Profit Motives
Even with
safeguards in place, the reality of the corporate world could compromise
practices on the ground, says Simon.
For example,
while a supervising physician is required to be available by phone,
clinic nurses could avoid calling too often for fear of being tagged as
a cost center.
“Realistically, a nurse is going to be reluctant to call
the supervising physician every time a kid walks in with a sore throat
or the croup to make sure it’s not epiglotitis,” he
says.
“If they
find her making too many calls to the physician, the retailer could say,
‘We have someone here with not enough confidence in her
abilities.’ The clinics run on volume and
quickness.”
But Ratner says
if collaborating physicians find they’re fielding too many calls,
MinuteClinic will bring in more to pick up the slack, or look into
adding a new clinic somewhere nearby.
“We have
the ability to respond to demand in a unique way,” she says,
noting that MinuteClinic is accredited by the Joint Commission.

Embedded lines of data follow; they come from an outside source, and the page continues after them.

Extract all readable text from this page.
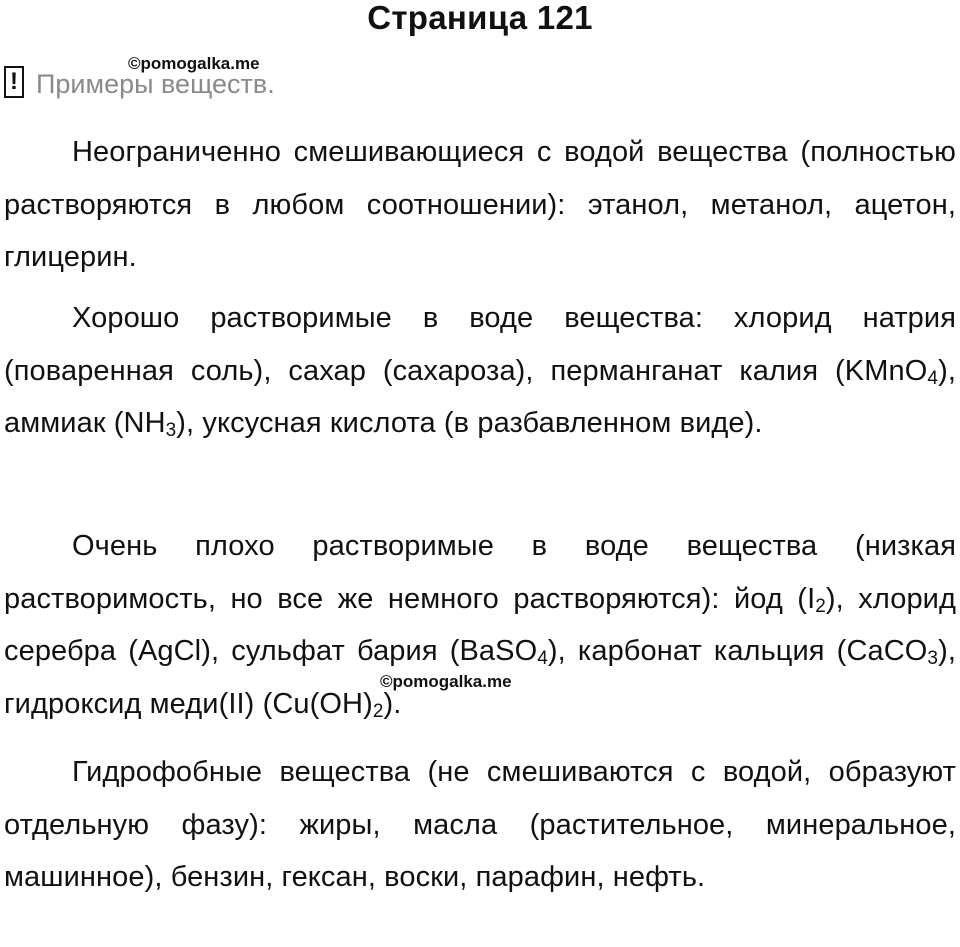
Страница 121
! Примеры веществ.
©pomogalka.me
Неограниченно смешивающиеся с водой вещества (полностью растворяются в любом соотношении): этанол, метанол, ацетон, глицерин.
Хорошо растворимые в воде вещества: хлорид натрия (поваренная соль), сахар (сахароза), перманганат калия (KMnO$_4$), аммиак $(NH_3)$, уксусная кислота (в разбавленном виде).
Очень плохо растворимые в воде вещества (низкая растворимость, но все же немного растворяются): йод $(I_2)$, хлорид серебра (AgCl), сульфат бария (BaSO$_4$), карбонат кальция (CaCO$_3$), гидроксид меди(II) $(Cu(OH)_2)$.
©pomogalka.me
Гидрофобные вещества (не смешиваются с водой, образуют отдельную фазу): жиры, масла (растительное, минеральное, машинное), бензин, гексан, воски, парафин, нефть.
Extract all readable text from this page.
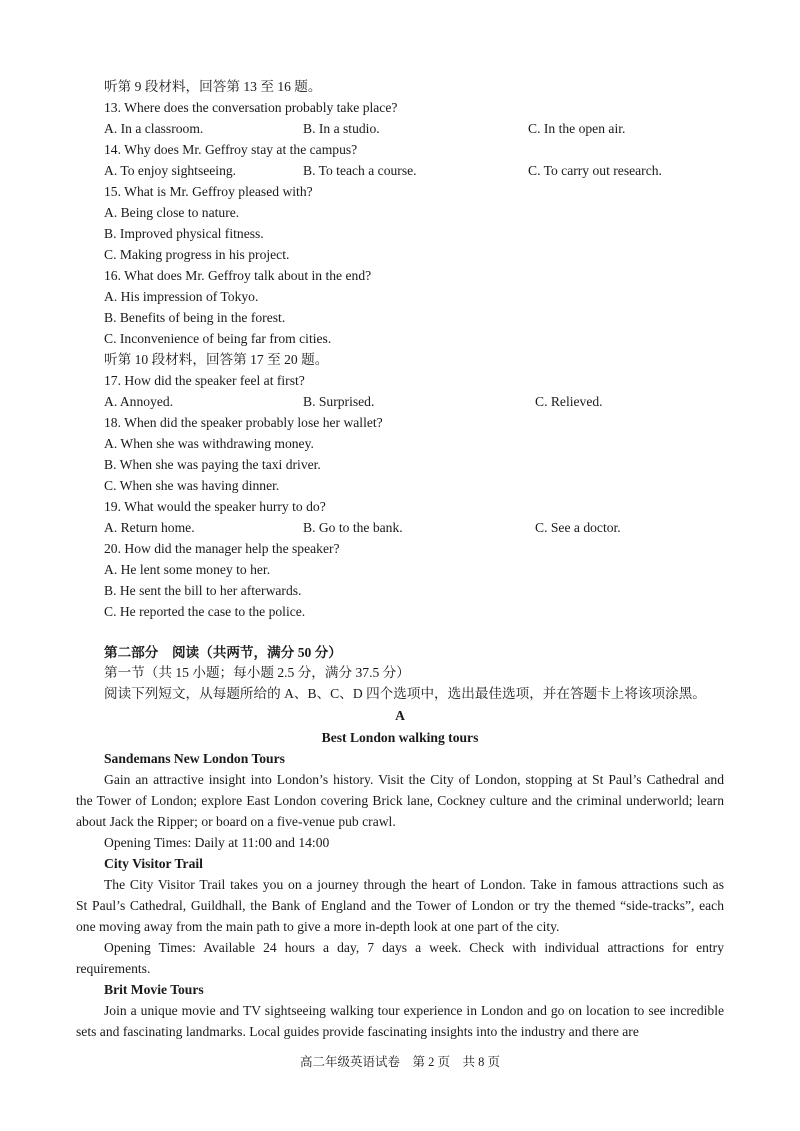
听第 9 段材料，回答第 13 至 16 题。
13. Where does the conversation probably take place?
A. In a classroom.	B. In a studio.	C. In the open air.
14. Why does Mr. Geffroy stay at the campus?
A. To enjoy sightseeing.	B. To teach a course.	C. To carry out research.
15. What is Mr. Geffroy pleased with?
A. Being close to nature.
B. Improved physical fitness.
C. Making progress in his project.
16. What does Mr. Geffroy talk about in the end?
A. His impression of Tokyo.
B. Benefits of being in the forest.
C. Inconvenience of being far from cities.
听第 10 段材料，回答第 17 至 20 题。
17. How did the speaker feel at first?
A. Annoyed.	B. Surprised.	C. Relieved.
18. When did the speaker probably lose her wallet?
A. When she was withdrawing money.
B. When she was paying the taxi driver.
C. When she was having dinner.
19. What would the speaker hurry to do?
A. Return home.	B. Go to the bank.	C. See a doctor.
20. How did the manager help the speaker?
A. He lent some money to her.
B. He sent the bill to her afterwards.
C. He reported the case to the police.
第二部分　阅读（共两节，满分 50 分）
第一节（共 15 小题；每小题 2.5 分，满分 37.5 分）
阅读下列短文，从每题所给的 A、B、C、D 四个选项中，选出最佳选项，并在答题卡上将该项涂黑。
A
Best London walking tours
Sandemans New London Tours
Gain an attractive insight into London’s history. Visit the City of London, stopping at St Paul’s Cathedral and
the Tower of London; explore East London covering Brick lane, Cockney culture and the criminal underworld; learn
about Jack the Ripper; or board on a five-venue pub crawl.
Opening Times: Daily at 11:00 and 14:00
City Visitor Trail
The City Visitor Trail takes you on a journey through the heart of London. Take in famous attractions such as
St Paul’s Cathedral, Guildhall, the Bank of England and the Tower of London or try the themed “side-tracks”, each
one moving away from the main path to give a more in-depth look at one part of the city.
Opening Times: Available 24 hours a day, 7 days a week. Check with individual attractions for entry
requirements.
Brit Movie Tours
Join a unique movie and TV sightseeing walking tour experience in London and go on location to see incredible
sets and fascinating landmarks. Local guides provide fascinating insights into the industry and there are
高二年级英语试卷　第 2 页　共 8 页
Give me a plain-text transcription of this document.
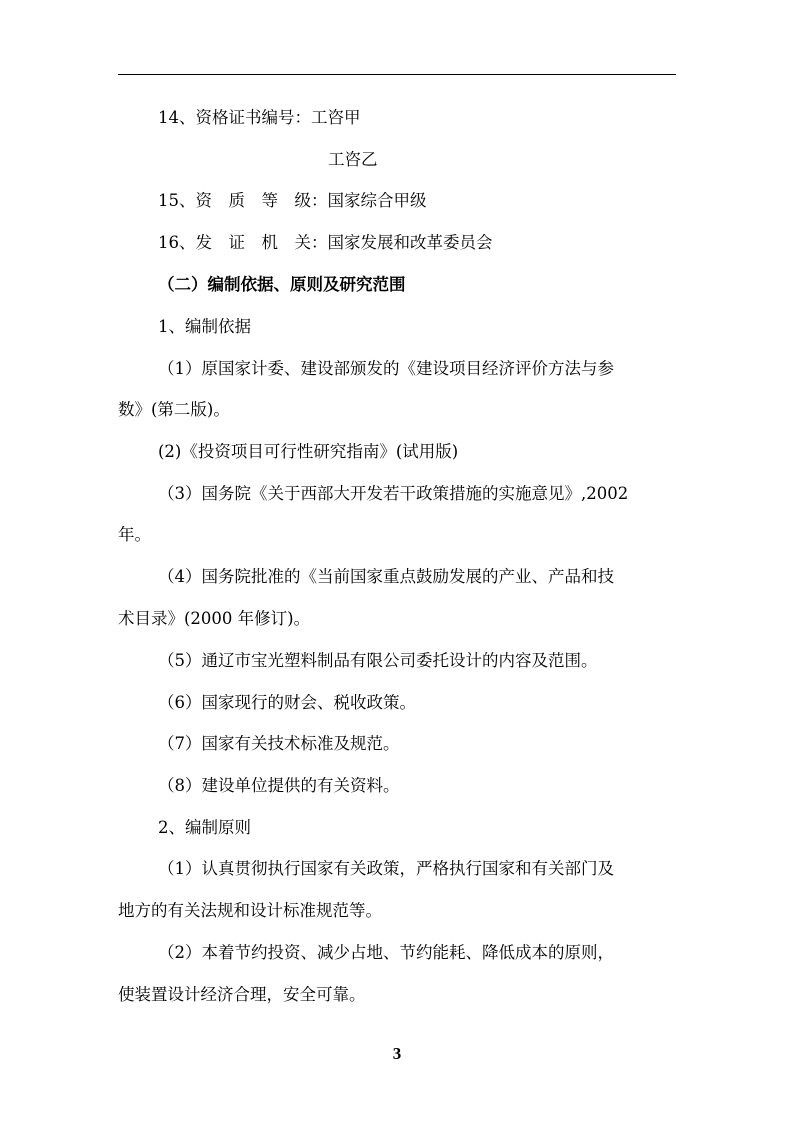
14、资格证书编号：工咨甲
工咨乙
15、资　质　等　级：国家综合甲级
16、发　证　机　关：国家发展和改革委员会
（二）编制依据、原则及研究范围
1、编制依据
（1）原国家计委、建设部颁发的《建设项目经济评价方法与参
数》(第二版)。
(2)《投资项目可行性研究指南》(试用版)
（3）国务院《关于西部大开发若干政策措施的实施意见》,2002
年。
（4）国务院批准的《当前国家重点鼓励发展的产业、产品和技
术目录》(2000 年修订)。
（5）通辽市宝光塑料制品有限公司委托设计的内容及范围。
（6）国家现行的财会、税收政策。
（7）国家有关技术标准及规范。
（8）建设单位提供的有关资料。
2、编制原则
（1）认真贯彻执行国家有关政策，严格执行国家和有关部门及
地方的有关法规和设计标准规范等。
（2）本着节约投资、减少占地、节约能耗、降低成本的原则，
使装置设计经济合理，安全可靠。
3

“We will not compromise quality in order to generate greater
profit.”
Critics
complain that the profit motive could push clinic staff to
over-recommend prescriptions and over-the-counter medications to boost
the pharmacy’s bottom line.
Ratner points
to safeguards for this as well.
MinuteClinic
puts a statement on every prescription saying the patient can fill it at
any pharmacy. Any e-prescriptions are linked to all pharmacies in the
area. And MinuteClinic trains nurse practitioners not to direct the
prescription to the CVS pharmacy.
However, Simon
remains unconvinced.
“You want
a slice of the health care dollars pie and if you’re a pharmacy,
it is going to boost sales of over-the-counter and prescription
medication,” says Simon, who is a former pharmacist himself.
“It then becomes at least in part a product-sale-driven kind of
practice with inherent conflicts and risks.”